Is there any difference in the time taken by a julia code and python code to complete 100 epochs?
For example, suppose I’m trying to do mnist classification for 100 epochs. I wrote the code in python using keras and in Julia using Flux. Will there be any difference in the time taken to complete this 100 epochs by both the code?
In general, this is a complicated question with a bunch of nuance, but here is a TLDR version of an answer.
There are three types of Deep Learning problems:
- Problems which require user code/control flow to solve
- Problems where efficient vectorized solutions are well known,
- Problems where efficient vectorized solutions exist,
The first is where Julia shines. If you wanted to run something like Alphazero, python wouldn’t be a great language for it since generating the training data (the bottleneck) would be an order of magnitude slower. This also applies to lots of research in areas like neural PDEs, and some other areas.
For the second case, you will likely not see much difference. In these cases, both Julia and keras will be using libraries like cublas which are doing precisely the optimal actions, and everything will be roughly a wash.
The third case is interesting and complicated. A performant method may exist in a python framework. If it doesn’t, it will likely be easier to implement one in Julia. If it does, however, it is possible that Julia will not be as fast due to the fact that ML in Julia is much newer and as such, not always as mature.
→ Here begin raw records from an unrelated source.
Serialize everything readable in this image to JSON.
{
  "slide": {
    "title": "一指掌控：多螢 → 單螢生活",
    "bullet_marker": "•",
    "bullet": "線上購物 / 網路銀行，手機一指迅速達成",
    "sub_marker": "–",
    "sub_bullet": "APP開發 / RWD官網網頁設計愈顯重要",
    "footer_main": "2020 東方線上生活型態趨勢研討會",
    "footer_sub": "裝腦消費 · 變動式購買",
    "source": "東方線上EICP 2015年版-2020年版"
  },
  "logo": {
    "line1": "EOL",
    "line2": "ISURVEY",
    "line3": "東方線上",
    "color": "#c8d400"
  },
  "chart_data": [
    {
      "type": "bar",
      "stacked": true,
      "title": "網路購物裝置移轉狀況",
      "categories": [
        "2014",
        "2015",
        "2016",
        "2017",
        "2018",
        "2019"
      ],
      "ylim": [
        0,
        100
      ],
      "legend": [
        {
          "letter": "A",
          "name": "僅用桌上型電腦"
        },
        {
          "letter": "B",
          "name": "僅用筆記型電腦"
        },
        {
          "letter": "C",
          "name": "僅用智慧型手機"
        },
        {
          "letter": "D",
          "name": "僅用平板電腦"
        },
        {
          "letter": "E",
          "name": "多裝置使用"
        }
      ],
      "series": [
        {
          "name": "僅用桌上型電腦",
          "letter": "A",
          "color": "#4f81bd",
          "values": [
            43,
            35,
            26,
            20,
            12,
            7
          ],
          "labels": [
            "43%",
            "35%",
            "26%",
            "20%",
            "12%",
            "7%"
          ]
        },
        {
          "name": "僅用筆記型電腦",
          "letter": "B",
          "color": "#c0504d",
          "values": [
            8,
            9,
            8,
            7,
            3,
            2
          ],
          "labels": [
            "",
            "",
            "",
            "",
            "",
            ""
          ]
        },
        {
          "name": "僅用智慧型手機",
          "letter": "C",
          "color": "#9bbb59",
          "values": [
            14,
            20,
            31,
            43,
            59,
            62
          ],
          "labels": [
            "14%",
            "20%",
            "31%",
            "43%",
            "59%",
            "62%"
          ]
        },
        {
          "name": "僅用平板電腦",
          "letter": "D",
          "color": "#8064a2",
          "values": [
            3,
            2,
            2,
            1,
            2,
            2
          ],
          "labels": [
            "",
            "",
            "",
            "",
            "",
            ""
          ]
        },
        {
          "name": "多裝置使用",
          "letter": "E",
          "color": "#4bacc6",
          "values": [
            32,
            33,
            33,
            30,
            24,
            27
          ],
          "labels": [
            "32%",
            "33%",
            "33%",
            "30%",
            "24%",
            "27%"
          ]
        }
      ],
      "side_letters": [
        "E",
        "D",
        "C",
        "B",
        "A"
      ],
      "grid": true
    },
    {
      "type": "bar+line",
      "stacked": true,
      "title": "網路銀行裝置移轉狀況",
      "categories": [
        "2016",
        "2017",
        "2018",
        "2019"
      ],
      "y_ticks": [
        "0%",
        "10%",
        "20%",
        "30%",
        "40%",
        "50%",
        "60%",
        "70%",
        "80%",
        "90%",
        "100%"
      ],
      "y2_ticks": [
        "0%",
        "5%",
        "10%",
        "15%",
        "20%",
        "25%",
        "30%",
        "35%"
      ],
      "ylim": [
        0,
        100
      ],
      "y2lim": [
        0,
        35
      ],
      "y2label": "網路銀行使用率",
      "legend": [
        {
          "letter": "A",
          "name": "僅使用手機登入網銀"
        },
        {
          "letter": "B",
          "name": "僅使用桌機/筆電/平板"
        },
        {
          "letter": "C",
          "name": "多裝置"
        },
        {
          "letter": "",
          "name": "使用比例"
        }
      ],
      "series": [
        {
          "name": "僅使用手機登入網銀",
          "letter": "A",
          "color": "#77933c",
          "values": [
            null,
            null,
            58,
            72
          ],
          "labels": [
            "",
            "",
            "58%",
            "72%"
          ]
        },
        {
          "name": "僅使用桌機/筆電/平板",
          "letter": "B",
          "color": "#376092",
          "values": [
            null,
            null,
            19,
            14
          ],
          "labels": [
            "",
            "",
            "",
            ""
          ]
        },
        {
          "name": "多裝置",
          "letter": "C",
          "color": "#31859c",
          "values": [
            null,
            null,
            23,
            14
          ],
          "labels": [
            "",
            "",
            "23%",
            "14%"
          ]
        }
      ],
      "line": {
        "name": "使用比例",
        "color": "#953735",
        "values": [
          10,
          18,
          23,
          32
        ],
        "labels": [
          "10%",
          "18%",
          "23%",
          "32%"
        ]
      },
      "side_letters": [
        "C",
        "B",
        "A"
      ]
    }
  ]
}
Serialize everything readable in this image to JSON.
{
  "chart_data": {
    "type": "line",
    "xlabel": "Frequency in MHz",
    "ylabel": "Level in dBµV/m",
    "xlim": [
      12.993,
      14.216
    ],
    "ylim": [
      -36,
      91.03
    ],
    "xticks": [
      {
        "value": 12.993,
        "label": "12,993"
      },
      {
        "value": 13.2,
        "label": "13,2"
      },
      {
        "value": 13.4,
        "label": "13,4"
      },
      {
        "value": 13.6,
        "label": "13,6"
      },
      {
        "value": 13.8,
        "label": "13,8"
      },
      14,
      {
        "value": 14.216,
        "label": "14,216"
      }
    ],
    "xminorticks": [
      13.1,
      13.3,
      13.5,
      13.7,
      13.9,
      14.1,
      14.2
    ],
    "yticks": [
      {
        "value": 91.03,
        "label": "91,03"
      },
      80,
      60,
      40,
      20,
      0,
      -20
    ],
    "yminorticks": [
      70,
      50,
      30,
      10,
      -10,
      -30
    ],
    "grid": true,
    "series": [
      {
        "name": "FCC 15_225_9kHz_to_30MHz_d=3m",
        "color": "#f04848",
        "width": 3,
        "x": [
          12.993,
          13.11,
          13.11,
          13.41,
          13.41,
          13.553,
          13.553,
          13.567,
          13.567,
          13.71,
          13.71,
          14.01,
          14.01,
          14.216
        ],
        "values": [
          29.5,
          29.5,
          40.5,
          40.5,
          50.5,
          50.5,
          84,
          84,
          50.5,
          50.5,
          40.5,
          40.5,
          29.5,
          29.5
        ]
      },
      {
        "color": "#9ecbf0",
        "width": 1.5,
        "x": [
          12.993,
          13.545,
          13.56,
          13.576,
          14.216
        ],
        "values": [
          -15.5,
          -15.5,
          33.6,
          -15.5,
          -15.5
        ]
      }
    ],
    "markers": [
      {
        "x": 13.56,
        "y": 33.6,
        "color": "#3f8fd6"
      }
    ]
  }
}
Overall, the places where Julia is slower than python are generally treated roughly as seriously as bugs, and are always fixable (although sometimes fixes take a while; fixable doesn’t always mean easy). Over time, I would expect the number of cases where Julia is slower than Python to drop, and the cases where it is faster to rise. This is because Julia at it’s core is fast, so ML in julia doesn’t work around the language, but embrace it.
To add to the previous answer, performance also depends on exact library, exact model and even stage (training / inference). Here are some of my recent benchmarks - note how different frameworks perform better in different settings.
Thanks you for your link, actually it is very interesting your Deep Learning and a good benchmark, and it is better clearly in CPU.
To response to @Eldho.Ashna, in my tests using Images (so CNN networks) at the moment Keras and PyTorch are lightly more competitive against Flux in GPU, but the different is not too much even with PyTorch, that I think is the fastest. Actually I prefer simplicity of Flux API (and then PyTorch). Keras has a good documentation also but the API of PyTorch it seems better (more Pythonic).
I recommend to try it, and see for yourself.